L'envol - Aller plus haut

La Maison Rouge
Du 16 juin au 28 octobre 2018

Du 16 juin au 28 octobre 2018 -
La Maison Rouge //

  • Alexandre Rodtchenko, Un saut, 1934.
  • Lucien Pelen, Chaise#2, 2005.
  • George Méliès, Le voyage dans la lune - Le clair de terre - (10ème tableau), 1930
  • Dellschau Charles August Albert, Sans titre, 1901
  • Domsic Janko, Sans titre, 1619
  • Lucien Clergue, Funambule traversant le rhône atelier, Arles, 1955
  • Yves Klein, Le saut dans le vide, 1960
  • Agnès Geoffray, Metamorphose II, 2015
  • Philippe Ramette, Lévitation rationnelle, 2002
  • Henry Darger, Young Rebonna Dorthereans - Blengins - Catherine Isles, Female, One whip-lash-tail, 1920-1930
  • Widener George, Sunday’s Crash, 1786

 

Qui n’a jamais fait le rêve de s’envoler ? De survoler la ville et les forêts, de se confondre totalement avec le ciel, ne faisant plus qu’un avec les nuages comme si plus rien ne pouvait l’atteindre ? Les 130 artistes réunis pour ce qui sera la dernière exposition de la Maison Rouge – fondée par l’amateur d’art engagé Antoine de Galbert – s’essayent ici à défier l’apesanteur : questionner son mythe, mais aussi sa réalité scientifique.
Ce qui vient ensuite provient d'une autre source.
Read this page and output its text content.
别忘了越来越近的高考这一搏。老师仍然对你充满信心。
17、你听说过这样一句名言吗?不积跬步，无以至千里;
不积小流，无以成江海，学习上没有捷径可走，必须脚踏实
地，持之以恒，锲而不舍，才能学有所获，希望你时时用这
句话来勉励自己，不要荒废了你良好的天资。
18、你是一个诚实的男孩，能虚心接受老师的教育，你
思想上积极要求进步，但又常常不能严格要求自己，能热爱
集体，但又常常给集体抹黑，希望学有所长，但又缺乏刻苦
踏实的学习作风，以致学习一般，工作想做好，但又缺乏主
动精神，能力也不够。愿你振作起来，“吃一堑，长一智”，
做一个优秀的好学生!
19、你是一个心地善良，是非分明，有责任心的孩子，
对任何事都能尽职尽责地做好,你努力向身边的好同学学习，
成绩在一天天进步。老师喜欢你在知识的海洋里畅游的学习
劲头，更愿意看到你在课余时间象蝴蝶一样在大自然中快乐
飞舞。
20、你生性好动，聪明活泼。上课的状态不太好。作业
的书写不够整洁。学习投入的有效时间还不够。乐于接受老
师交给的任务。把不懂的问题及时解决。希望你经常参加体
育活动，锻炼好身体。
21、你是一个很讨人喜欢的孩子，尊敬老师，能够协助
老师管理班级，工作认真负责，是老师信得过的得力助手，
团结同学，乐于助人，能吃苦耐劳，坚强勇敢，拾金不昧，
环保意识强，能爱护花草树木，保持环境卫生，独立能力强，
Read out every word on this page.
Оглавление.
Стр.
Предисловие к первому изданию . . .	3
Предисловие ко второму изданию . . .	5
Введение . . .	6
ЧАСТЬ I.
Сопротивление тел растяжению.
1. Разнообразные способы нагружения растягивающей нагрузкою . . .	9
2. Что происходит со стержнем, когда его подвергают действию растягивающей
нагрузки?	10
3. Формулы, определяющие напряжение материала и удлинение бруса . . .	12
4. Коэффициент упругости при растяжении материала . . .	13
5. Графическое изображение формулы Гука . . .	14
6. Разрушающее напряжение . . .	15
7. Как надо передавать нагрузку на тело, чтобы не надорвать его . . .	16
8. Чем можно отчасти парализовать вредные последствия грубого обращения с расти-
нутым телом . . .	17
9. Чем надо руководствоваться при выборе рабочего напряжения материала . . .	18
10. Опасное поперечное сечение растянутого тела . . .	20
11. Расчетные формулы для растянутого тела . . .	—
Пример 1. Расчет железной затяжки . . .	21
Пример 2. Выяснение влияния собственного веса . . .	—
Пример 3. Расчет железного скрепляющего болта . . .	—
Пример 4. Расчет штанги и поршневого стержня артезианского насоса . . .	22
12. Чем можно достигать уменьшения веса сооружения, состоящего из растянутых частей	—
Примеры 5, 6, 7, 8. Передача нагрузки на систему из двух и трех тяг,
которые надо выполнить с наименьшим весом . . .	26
Car s’envoler signifie aussi s’élever – culturellement ou personnellement – et acquérir par cette évolution, une nouvelle liberté ainsi qu’un point de vue changé sur le monde, résultat d’une prise de distance certaine. Tous les moyens sont bons pour y parvenir : astuces bricolées ou machines élaborées, saut de l’ange ou funambulisme, danse effrénée, drogue hallucinante, mais par-dessus tout, l’art. Qu’ils soient danseurs (Loïe Fuller), artistes-ingénieurs (Panamarenko), artistes-instrumentistes (Stéphane Thidet) ou créateurs de vaisseaux spatiaux (Karl Hans Janke), la majorité des esprits créatifs ont tenté l’expérience, parfois une erreur – une folie – ou une contribution considérable à la recherche scientifique. Brassaï, Dalí, Fellini, Klein, Méliès, Hergé, Rodin – pour n’en citer que quelques-uns – comptent parmi ceux qui dévoilent dans cette exposition d’art moderne et contemporain, leurs installations, films, documents, peintures et sculptures sur ce thème universel. Des photographies de sauts prises sur le vif, des croquis du Voyage dans la lune (1902), des plans d’avion légèrement douteux et des installations trahissant notre besoin de toucher les étoiles, le chapitre clôturant l’histoire de la Maison Rouge se fait poétique, un brin surréaliste, mais sans aucun doute incorrigiblement optimiste : l’envol, le voyage ou la fuite comme dernier recours, paroxysme du déni, au risque de s’y brûler les ailes.

For its last exhibition, the Maison Rouge presents the artistic representation of flight, from Icare to contemporary artists like Yves Klein or Hergé.